The latest scam in the insurance industry is to re-sell their policies to another company and dump their least `cost-effective' policies on an even nastier company who is now free to squeeze harder. So there is a great shuffling act going on. The new company who now owns your healthcare policy is free to establish its own rules on what is covered and how much it is covered. For example, my health insurance policy at work was turned over to another company who just decided that prescription drug claims would now not be paid, until my two thousand dollar deductible was met. Previously, the policy had a drug benefit that was paid at paultry 20% of the retail price. My co-pay was 80%. Now that 20% is added to the deductible until the magic two thousand dollar limit is reached. This means effectively I have no drug benefit---if you follow all that bullshit.

Of course the two thousand dollar deductible is ludicious in the first place. Only three times in my life have I ever had a medical bill over about a hundred dollars which is the now standard office visit to an MD. Once I was in traffic accident on my bicycle and had to sue the driver's insurance company to pay the ambulance ride, paramedic triage, and ER bill. The other two times were severe lung complications from a very bad flue.

In any event, the whole political debate over healthcare is a farce. We don't need universal access to health insurance. We need cradle to grave medical services paid by the government out of taxes.

But we also need to establish a whole system of political control over such a system so that it can not be turned into what Medicare has become---a cost cutting death machine run by a completely unaccountable (to the people) independent federal agency.

In other words we need direct, public access and oversight of policies. Additionally, we need an administrative law body for individual cases---so that people can go before a legal authority and change rules, get findings and have independent decisions handed down---with appeal rights to the federal court system. Public access and independent legal review are essential because I certainly don't trust a government agency to fairly decide who or what is covered under a universal healthcare system. And that's just the patient side. The medical care provider system needs a similar and well coordinated overhaul of its own.

The provider system or service delivery system which is where I am in this equation is trapped between two economic anatagonists, the manufacturer/suppliers and the benefit/billing system of the government agencies/insurance industry.

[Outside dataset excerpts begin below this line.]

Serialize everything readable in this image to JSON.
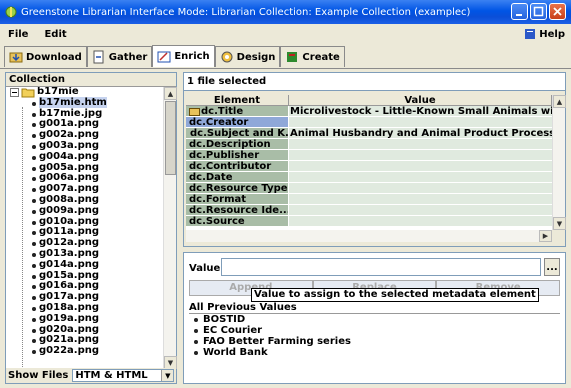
{
  "window": {
    "title": "Greenstone Librarian Interface  Mode: Librarian  Collection: Example Collection (examplec)"
  },
  "menu": {
    "file": "File",
    "edit": "Edit",
    "help": "Help"
  },
  "tabs": [
    {
      "label": "Download",
      "icon": "download-icon"
    },
    {
      "label": "Gather",
      "icon": "gather-icon"
    },
    {
      "label": "Enrich",
      "icon": "enrich-icon",
      "active": true
    },
    {
      "label": "Design",
      "icon": "design-icon"
    },
    {
      "label": "Create",
      "icon": "create-icon"
    }
  ],
  "collection": {
    "header": "Collection",
    "root": "b17mie",
    "files": [
      "b17mie.htm",
      "b17mie.jpg",
      "g001a.png",
      "g002a.png",
      "g003a.png",
      "g004a.png",
      "g005a.png",
      "g006a.png",
      "g007a.png",
      "g008a.png",
      "g009a.png",
      "g010a.png",
      "g011a.png",
      "g012a.png",
      "g013a.png",
      "g014a.png",
      "g015a.png",
      "g016a.png",
      "g017a.png",
      "g018a.png",
      "g019a.png",
      "g020a.png",
      "g021a.png",
      "g022a.png"
    ],
    "selected_file": "b17mie.htm",
    "show_files_label": "Show Files",
    "show_files_value": "HTM & HTML"
  },
  "metadata": {
    "selection_text": "1 file selected",
    "col_element": "Element",
    "col_value": "Value",
    "rows": [
      {
        "element": "dc.Title",
        "value": "Microlivestock - Little-Known Small Animals with a Prom",
        "icon": true
      },
      {
        "element": "dc.Creator",
        "value": "",
        "selected": true
      },
      {
        "element": "dc.Subject and K...",
        "value": "Animal Husbandry and Animal Product Processing|Other",
        "icon": true
      },
      {
        "element": "dc.Description",
        "value": ""
      },
      {
        "element": "dc.Publisher",
        "value": ""
      },
      {
        "element": "dc.Contributor",
        "value": ""
      },
      {
        "element": "dc.Date",
        "value": ""
      },
      {
        "element": "dc.Resource Type",
        "value": ""
      },
      {
        "element": "dc.Format",
        "value": ""
      },
      {
        "element": "dc.Resource Ide...",
        "value": ""
      },
      {
        "element": "dc.Source",
        "value": ""
      }
    ]
  },
  "editor": {
    "value_label": "Value",
    "value_input": "",
    "browse_label": "...",
    "append": "Append",
    "replace": "Replace",
    "remove": "Remove",
    "tooltip": "Value to assign to the selected metadata element",
    "previous_header": "All Previous Values",
    "previous_values": [
      "BOSTID",
      "EC Courier",
      "FAO Better Farming series",
      "World Bank"
    ]
  }
}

The manufacturers, suppliers, pharmaceudical industries, etc. all raise their prices like clock work, while the claims systems systematically cut their payment schedules. Hospitals, rehab centers, community clinics, nursing home industry, doctors, nurses, aides, para-professionals and allied trades like mine---the whole medical service delivery system is caught between the same two antagonists. The way it works is typical of the US neoliberal economy. Deny, underrate, or otherwise medigate the underlying human need (healthcare), punish the medical service delivery workers, and reward the biggest capitalists or best lobbied whenever possible.

What is going now is a collapse of the service delivery system driven by these two large antagonists. Changing just the billing/claims system to a single payer system might help, but it is not really a secure long term answer. Sooner or later the medical-industrial-complex has to be overhauled through heavy regulation. So in order for a tax based, government administered single payer system to work, there has to be an equal effort made to regulate the industries that feed into this system. Otherwise the government budget will just become the giant feeding trough for the biggest capitalists---just another subsidize the rich plan.

While none of the above reforms are going to happen, the fact is we need to figure out what should be the scope and goal of such reforms. We need to know in advance what various plans mean and don't mean, we need arguments to shutdown the farce of current political debate, and we need to know what we want, what it means and how to build it.